Se o documentário “Futuro do Pretérito” havia sido bem recebido no domingo na 40ª edição do Festival de Gramado, a exibição de “Colegas”, na noite de segunda-feira (14), se mostrou bem superior. O público bateu palmas em cena aberta e aplaudiu de pé ao final do filme, protagonizado por atores com síndrome de Down.
O “road movie” mostra uma garota e dois garotos, portadores da deficiência, que fogem do instituto onde vivem no Karmann Ghia vermelho do jardineiro (Lima Duarte), inspirados depois de ver “Thelma e Louise”. Usando máscaras de palhaço, roubam lojas pelo caminho, cada um querendo realizar um sonho: ver o mar, se casar e voar.

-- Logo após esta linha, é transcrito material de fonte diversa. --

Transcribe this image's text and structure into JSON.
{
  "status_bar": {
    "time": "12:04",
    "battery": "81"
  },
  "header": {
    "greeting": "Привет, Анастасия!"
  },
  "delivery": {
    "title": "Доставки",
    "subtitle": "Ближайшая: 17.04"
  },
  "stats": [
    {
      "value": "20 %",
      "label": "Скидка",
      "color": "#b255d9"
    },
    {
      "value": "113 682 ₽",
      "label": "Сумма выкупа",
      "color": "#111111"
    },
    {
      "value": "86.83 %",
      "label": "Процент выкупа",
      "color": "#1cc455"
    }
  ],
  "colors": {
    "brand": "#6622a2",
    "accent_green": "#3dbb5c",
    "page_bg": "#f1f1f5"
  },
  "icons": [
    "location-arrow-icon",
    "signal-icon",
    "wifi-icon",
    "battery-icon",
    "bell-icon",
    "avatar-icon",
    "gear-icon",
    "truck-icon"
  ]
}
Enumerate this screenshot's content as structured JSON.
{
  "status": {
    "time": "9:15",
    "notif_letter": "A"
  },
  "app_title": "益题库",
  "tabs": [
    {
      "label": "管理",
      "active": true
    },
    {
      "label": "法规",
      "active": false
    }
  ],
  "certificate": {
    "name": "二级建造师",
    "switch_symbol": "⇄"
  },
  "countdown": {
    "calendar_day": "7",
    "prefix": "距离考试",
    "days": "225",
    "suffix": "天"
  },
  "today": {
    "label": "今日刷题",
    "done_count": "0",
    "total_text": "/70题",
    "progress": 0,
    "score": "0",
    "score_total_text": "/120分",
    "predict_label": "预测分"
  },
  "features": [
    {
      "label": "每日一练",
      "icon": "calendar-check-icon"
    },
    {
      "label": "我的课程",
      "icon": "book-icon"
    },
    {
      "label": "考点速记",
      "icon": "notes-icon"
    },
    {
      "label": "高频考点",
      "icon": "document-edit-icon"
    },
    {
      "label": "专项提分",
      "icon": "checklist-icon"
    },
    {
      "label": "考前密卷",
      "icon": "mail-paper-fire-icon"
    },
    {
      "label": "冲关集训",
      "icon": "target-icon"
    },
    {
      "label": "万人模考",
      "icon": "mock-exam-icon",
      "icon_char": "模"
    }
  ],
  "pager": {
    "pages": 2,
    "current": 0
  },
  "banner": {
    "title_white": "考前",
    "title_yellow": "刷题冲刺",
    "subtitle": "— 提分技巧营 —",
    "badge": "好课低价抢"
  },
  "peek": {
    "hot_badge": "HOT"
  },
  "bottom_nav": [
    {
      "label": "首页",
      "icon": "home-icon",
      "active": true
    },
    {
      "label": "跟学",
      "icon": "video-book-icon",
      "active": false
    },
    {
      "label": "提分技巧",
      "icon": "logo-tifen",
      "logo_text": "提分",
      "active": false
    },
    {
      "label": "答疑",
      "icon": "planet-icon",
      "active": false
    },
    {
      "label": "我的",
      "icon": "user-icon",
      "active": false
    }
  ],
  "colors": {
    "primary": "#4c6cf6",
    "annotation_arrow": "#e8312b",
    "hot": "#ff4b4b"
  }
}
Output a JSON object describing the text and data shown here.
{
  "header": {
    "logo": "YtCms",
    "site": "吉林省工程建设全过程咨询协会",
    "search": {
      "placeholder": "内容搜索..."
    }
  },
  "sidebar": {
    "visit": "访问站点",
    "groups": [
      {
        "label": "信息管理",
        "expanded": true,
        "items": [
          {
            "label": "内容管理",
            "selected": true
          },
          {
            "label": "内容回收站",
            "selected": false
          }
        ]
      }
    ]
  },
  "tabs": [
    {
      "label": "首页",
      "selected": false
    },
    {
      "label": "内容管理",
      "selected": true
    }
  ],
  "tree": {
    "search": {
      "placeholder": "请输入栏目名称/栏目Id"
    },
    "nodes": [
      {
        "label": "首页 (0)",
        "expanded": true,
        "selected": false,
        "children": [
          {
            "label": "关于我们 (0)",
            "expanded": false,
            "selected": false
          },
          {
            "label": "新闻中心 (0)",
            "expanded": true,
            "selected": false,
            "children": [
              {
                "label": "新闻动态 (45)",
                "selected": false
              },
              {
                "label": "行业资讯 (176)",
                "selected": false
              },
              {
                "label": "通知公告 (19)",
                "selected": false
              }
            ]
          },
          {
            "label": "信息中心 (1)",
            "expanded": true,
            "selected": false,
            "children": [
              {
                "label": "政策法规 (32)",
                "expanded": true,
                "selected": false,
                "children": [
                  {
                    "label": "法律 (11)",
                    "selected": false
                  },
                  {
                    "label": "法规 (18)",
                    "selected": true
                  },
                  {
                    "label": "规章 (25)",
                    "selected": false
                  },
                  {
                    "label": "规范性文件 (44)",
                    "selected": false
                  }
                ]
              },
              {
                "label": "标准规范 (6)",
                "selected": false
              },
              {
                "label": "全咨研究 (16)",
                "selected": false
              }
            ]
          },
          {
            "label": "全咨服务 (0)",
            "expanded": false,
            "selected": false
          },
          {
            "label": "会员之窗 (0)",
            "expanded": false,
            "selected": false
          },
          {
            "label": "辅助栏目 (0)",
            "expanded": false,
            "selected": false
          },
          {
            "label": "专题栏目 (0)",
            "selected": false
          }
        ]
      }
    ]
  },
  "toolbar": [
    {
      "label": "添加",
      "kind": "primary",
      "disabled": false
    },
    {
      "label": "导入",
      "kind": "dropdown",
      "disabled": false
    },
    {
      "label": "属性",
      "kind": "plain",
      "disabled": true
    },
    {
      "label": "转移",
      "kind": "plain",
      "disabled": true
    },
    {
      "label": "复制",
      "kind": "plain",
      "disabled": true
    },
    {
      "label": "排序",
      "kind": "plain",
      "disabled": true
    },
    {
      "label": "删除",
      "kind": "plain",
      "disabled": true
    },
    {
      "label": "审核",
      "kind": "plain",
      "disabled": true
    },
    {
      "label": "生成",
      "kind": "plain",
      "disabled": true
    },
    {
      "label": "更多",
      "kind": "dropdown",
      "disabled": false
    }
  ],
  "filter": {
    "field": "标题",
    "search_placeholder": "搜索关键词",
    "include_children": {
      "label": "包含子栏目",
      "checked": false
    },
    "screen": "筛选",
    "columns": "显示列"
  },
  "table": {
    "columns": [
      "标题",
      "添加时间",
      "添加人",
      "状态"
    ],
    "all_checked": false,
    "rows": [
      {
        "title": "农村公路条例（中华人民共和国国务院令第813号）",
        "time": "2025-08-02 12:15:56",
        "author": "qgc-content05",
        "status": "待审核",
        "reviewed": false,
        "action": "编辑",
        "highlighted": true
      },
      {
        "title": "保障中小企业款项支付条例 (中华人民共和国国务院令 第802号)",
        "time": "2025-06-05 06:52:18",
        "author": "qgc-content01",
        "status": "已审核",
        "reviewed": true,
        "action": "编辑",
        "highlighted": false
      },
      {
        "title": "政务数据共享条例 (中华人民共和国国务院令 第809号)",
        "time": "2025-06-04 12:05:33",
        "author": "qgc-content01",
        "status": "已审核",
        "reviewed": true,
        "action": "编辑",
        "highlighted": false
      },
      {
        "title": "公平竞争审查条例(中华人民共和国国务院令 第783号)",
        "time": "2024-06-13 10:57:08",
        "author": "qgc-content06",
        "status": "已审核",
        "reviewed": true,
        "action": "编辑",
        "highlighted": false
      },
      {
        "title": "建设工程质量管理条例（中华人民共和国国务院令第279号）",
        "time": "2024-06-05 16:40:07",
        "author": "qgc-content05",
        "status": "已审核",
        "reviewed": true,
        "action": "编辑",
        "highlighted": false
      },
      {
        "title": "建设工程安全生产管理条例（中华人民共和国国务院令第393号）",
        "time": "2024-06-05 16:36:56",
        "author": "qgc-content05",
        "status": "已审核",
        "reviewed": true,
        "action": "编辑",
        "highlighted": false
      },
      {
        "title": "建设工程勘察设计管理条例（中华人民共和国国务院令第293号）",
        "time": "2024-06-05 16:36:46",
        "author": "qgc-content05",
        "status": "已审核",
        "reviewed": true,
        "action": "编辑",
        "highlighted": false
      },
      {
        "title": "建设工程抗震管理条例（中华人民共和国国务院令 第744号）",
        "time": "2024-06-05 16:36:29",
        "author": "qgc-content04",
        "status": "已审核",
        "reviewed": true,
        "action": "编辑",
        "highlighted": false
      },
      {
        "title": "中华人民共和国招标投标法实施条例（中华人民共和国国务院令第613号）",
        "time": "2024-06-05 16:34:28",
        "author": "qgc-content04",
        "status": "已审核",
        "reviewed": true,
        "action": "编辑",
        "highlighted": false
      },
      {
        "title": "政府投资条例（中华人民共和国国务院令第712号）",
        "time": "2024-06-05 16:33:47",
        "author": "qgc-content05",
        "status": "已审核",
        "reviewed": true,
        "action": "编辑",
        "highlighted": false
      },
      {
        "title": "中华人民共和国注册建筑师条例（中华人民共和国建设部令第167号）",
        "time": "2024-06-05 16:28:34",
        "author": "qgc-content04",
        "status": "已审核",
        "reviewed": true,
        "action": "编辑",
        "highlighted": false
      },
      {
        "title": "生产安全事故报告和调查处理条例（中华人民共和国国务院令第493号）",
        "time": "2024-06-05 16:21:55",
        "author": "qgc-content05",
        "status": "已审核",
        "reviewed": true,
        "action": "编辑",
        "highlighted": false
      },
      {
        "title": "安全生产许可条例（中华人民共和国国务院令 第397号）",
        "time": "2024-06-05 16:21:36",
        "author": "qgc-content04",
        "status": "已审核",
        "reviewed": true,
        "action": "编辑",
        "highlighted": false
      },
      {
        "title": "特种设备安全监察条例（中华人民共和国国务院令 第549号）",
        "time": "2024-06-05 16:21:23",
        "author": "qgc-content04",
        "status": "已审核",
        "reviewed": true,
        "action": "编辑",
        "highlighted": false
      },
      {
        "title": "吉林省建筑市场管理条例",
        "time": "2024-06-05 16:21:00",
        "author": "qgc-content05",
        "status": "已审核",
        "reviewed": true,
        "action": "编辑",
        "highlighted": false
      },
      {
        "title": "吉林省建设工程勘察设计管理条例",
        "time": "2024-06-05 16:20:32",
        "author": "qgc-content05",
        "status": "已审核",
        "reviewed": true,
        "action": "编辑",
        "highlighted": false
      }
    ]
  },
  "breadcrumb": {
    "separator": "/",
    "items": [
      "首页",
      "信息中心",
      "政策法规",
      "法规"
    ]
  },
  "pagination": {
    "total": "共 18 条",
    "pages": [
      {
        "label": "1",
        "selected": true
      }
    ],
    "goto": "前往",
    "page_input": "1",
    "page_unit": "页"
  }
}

Tudo num clima de aventura e humor leve e adorável, mas que não pareceu atrativo para os investidores. “A arrecadação de recursos foi a parte mais difícil. Os empresários achavam que iam atrelar sua marca à síndrome de Down, e que isso não seria bom”, comentou o diretor Marcelo Galvão na terça-feira (14).
Responsável também por filmes como “Rinha” e “Bellini e o Demônio”, ambos de 2008, Galvão fez testes com mais de 300 jovens em busca do elenco. Daí saiu Breno Viola e boa parte dos figurantes. Para escalar os outros dois protagonistas, foi mais fácil: casados na vida real, Ariel Goldenberg e Rita Pokk já haviam aparecido no documentário “Do Luto à Luta” (2005), de Evaldo Mocarzel.
O diretor admitiu ter crescido convivendo com um tio com síndrome de Down, ao contrário de boa parte da população, que vê os portadores com preconceito. “O principal problema é o desconhecimento. A partir do primeiro contato, a gente quer sempre estar ali, ao lado deles.”
Definindo seu trabalho como uma comédia infanto-juvenil, Galvão aposta que “Colegas”, com estreia prevista para novembro, terá recepção especial entre as crianças. “Acho que vai virar referência entre filmes de infância”, afirmou. “A partir dele, as pessoas vão desenvolver um olhar diferente para a síndrome de Down.”
Se depender do otimismo dos atores, a batalha já está ganha. Ariel disse esperar que o filme faça um “sucesso fenomenal”, enquanto Rita, sem se importar com a modéstia, já ensaiava o discurso para subir no palco na entrega dos Kikitos, “esse Oscar”.
“Foi tão bom fazer esse filme, uma energia tão boa, que isso ficou impresso na tela”, finalizou o diretor.
*Fantasia cinéfila*
Um pouco antes da exibição no Palácio dos Festivais, Marcelo Galvão deu um conselho: “Esqueçam que os atores têm síndrome de Down e viajem na história”. Nem precisava. Em pouco tempo, o público mergulha sem dificuldade nessa grande homenagem ao cinema que é “Colegas”.
A trama é repleta de referências principalmente a filmes hollywoodianos, a começar pelo nome de um dos personagens principais, Stalone. É a ponta de um novelo que se vai desfiando ao longo de todo o filme. Dos diálogos ao cenário, há garantia de diversão para qualquer fissurado em cultura pop. “Homens de Preto”, “Pulp Fiction”, “Cães de Aluguel”, “E o Vento Levou”, “Jules e Jim – Uma Mulher para Dois”, “Psicose”, “A Vida é Bela”… A lista é longa, e se encaixa com perfeição no mundo de fantasia criado pelo diretor.
“Colegas” se passa num universo onírico, longe da realidade. Stalone, Aninha e Márcio, o trio protagonista, fogem do instituto em que viviam usando pijamas, e ficam assim boa parte da história, só alternando para usarem roupas de super-herói, de sultão e de princesa.
Enquanto disparam de carro por estradas poeirentas, ainda atravessam um campo de girassóis, passeiam pelas falésias do litoral norte gaúcho, andam de balão e vão parar em Buenos Aires, tudo embalado pela direção de fotografia cristalina de Rodrigo Tavares. Nessa intimidade que se cria com o espectador, tudo passa a ser possível.
Aliada às belas imagens, a trilha sonora original de Ed Côrtes conquista, ainda mais pelo punhado de canções de Raul Seixas (ele mesmo um personagem) que embalam a história. Mas “Colegas” ainda se apoia no carisma de seus personagens e em um humor fácil, debochado, às vezes negro e até corrosivo — o retrato dos jornalistas que fazem a cobertura dos “ladrões perigosos” é impagável.
Plural desse jeito, o filme tem potencial para agradar aos públicos mais diversos. A princípio, o politicamente correto tornava quase que obrigatório falar bem de um filme estrelado por atores com uma deficiência. “Colegas” não precisa desse sentimento: é excelente.